La guaritrice

Forse l’ha portata una foglia, una foglia di bosco al profumo di balsamo il cui sapore è stato assaggiato solo dai cervi.

Oppure è sbocciata in un fiore, nella corolla della calendula, nella filigrana dell’alchechengio o nell’occhio del girasole (le api sanno di certo dirlo).

Magari è nata dalla rabbia del fiume, tra sassi e rocce muschiate, sorella di un salmone ribelle che ha deciso di nuotare verso il mare.

Chissà che invece non arrivi dal cielo, caduta da una stella in una notte d’estate.

La Guaritrice sorride, ignara del mistero che l’avvolge e che porta la gente ad attribuirle natali speciali.

Chi si rivolge a lei non lo fa perché in cerca di qualcosa, ma per una strana attrazione, un magnetismo, l’inspiegabile sensazione di poter trovare finalmente un rimedio a quel male inspiegabile – la malinconia – che tanto affligge i cuori sensibili.

La Guaritrice intuisce, ignara di essere accurata: conosce l’animo umano oltre alla sua anatomia, sa dove si nascondono le emozioni quando non vogliono manifestarsi, ha imparato che forma assumono le ossa quando sono afflitte da troppa tristezza o da troppa felicità. 

Ma ciò che consiglia, in questi casi, non è mai una cura a base di equilibrio -il più ingannevole tra i miraggi.

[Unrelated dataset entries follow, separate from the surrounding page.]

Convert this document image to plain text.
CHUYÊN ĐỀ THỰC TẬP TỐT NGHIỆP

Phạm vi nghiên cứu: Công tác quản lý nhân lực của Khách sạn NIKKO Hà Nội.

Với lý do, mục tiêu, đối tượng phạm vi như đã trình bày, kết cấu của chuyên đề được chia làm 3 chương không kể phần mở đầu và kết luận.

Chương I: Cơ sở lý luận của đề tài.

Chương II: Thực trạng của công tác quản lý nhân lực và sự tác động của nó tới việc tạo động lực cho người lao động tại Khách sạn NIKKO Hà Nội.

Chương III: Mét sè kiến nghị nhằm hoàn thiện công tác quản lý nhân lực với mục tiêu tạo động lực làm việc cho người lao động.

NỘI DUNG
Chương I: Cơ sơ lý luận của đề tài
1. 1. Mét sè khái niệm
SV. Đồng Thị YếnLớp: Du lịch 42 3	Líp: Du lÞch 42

No. Le sue medicine sono infusi di bolle di sapone e stelle cadenti, canzoni di sirena, notti passate a guardare la luna, conchiglie, sale di mare, papaveri e nidi di rondine.

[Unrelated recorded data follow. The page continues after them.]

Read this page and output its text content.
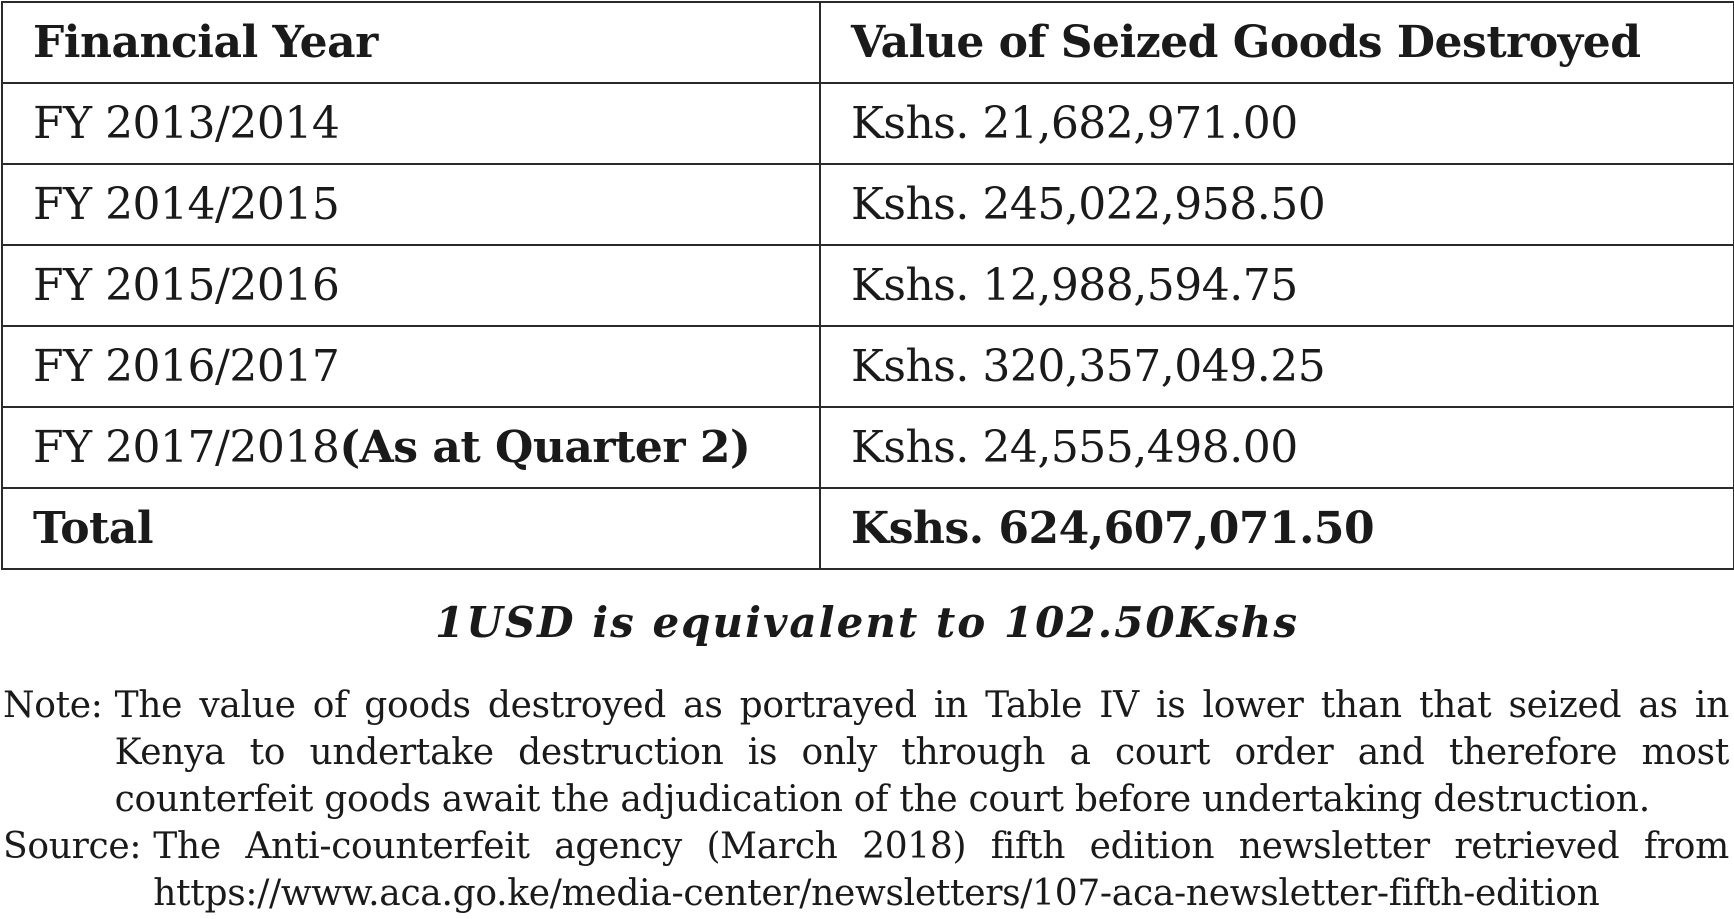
Financial Year	Value of Seized Goods Destroyed
FY 2013/2014	Kshs. 21,682,971.00
FY 2014/2015	Kshs. 245,022,958.50
FY 2015/2016	Kshs. 12,988,594.75
FY 2016/2017	Kshs. 320,357,049.25
FY 2017/2018(As at Quarter 2)	Kshs. 24,555,498.00
Total	Kshs. 624,607,071.50
1USD is equivalent to 102.50Kshs
Note: The value of goods destroyed as portrayed in Table IV is lower than that seized as in Kenya to undertake destruction is only through a court order and therefore most counterfeit goods await the adjudication of the court before undertaking destruction.
Source: The Anti-counterfeit agency (March 2018) fifth edition newsletter retrieved from https://www.aca.go.ke/media-center/newsletters/107-aca-newsletter-fifth-edition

La gente si ferma e si domanda da quale foglia, quale fiore, quale fiume o quale stella provenga questa farfalla che si sente falena.
La gente presta ascolto ed è un coro di voci invisibili quello che canta alle sue orecchie.
La gente chiude gli occhi e finalmente si sente guarita.

Anche la Guaritrice chiude gli occhi, ma per ringraziare: tra le molte cose di cui è ignara c’è quella di poter curare, senza saperlo, con una cosa tanto semplice come il ricordare dov’è il qui ed ora.